American computer scientist

Harold Stuart Stone (born August 10, 1938 in St. Louis, Missouri) is an American computer scientist specializing in parallel computer architecture. He is an IEEE Fellow, and a Fellow of the Association for Computing Machinery (1994).

==Education and career==
Stone obtained a bachelor in Electrical Engineering at Princeton University in 1960, and his masters and PhD in 1961 and 1963 at the University of California, Berkeley. His PhD advisors were Robert B. Ash and Eugene Wong. He was a faculty member at Stanford University from 1968 until 1974, when he moved to the University of Massachusetts Amherst.
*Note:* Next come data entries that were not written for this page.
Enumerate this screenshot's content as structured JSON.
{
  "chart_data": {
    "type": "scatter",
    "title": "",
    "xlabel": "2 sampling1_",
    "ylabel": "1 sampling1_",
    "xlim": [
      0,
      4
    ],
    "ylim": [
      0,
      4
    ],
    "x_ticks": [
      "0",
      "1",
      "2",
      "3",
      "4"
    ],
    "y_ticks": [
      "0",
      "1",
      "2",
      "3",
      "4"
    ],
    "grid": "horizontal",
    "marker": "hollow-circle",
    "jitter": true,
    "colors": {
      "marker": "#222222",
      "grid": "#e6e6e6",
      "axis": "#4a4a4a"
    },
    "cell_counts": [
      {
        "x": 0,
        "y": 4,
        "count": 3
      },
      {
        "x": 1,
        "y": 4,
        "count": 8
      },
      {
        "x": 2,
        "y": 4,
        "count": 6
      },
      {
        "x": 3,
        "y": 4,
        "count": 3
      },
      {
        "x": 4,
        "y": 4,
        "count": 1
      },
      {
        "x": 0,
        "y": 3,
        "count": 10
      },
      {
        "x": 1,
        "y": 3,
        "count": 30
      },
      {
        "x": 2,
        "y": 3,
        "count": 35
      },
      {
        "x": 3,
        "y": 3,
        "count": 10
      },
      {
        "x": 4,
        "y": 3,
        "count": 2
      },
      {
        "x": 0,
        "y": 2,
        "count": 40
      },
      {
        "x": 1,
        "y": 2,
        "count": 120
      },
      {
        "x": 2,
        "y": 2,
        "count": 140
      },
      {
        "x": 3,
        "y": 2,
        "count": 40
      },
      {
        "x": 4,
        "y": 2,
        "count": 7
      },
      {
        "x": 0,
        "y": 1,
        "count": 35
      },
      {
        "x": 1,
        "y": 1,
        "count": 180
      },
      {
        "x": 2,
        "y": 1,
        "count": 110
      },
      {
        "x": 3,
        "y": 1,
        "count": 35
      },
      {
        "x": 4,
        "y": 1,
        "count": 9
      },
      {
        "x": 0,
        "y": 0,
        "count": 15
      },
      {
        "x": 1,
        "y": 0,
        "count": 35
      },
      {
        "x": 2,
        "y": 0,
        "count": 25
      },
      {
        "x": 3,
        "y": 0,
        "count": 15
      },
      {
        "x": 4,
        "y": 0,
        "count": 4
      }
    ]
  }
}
From 1984 onwards was he a researcher at IBM's Thomas J. Watson Research Center and later as a NEC Fellow at the NEC Research Institute in Princeton, New Jersey.

== Books ==
Stone's books include:
- High Performance Computer Architecture, Addison-Wesley 1987, 2. Edition 1993
- Introduction to Computer Architecture, 1975, 2. Edition, Chicago: Science Research Associates 1980
- Introduction to Computer Organization and Data Structures, McGraw Hill 1971
- Discrete mathematical structures and their applications, Chicago: Science Research Associates 1973
- Microcomputer Interfacing, Addison-Wesley 1982
- with Daniel Siewiorek Introduction to computer organization and data structures, PDP-11 edition, McGraw Hill 1975

==Recognition==
Stone received the IEEE Emanuel R. Piore Award in 1992, the Taylor L. Booth Award in 1999, and the Charles Babbage Award in 1991. He is IEEE Fellow and Fellow of the Association for Computing Machinery (1993).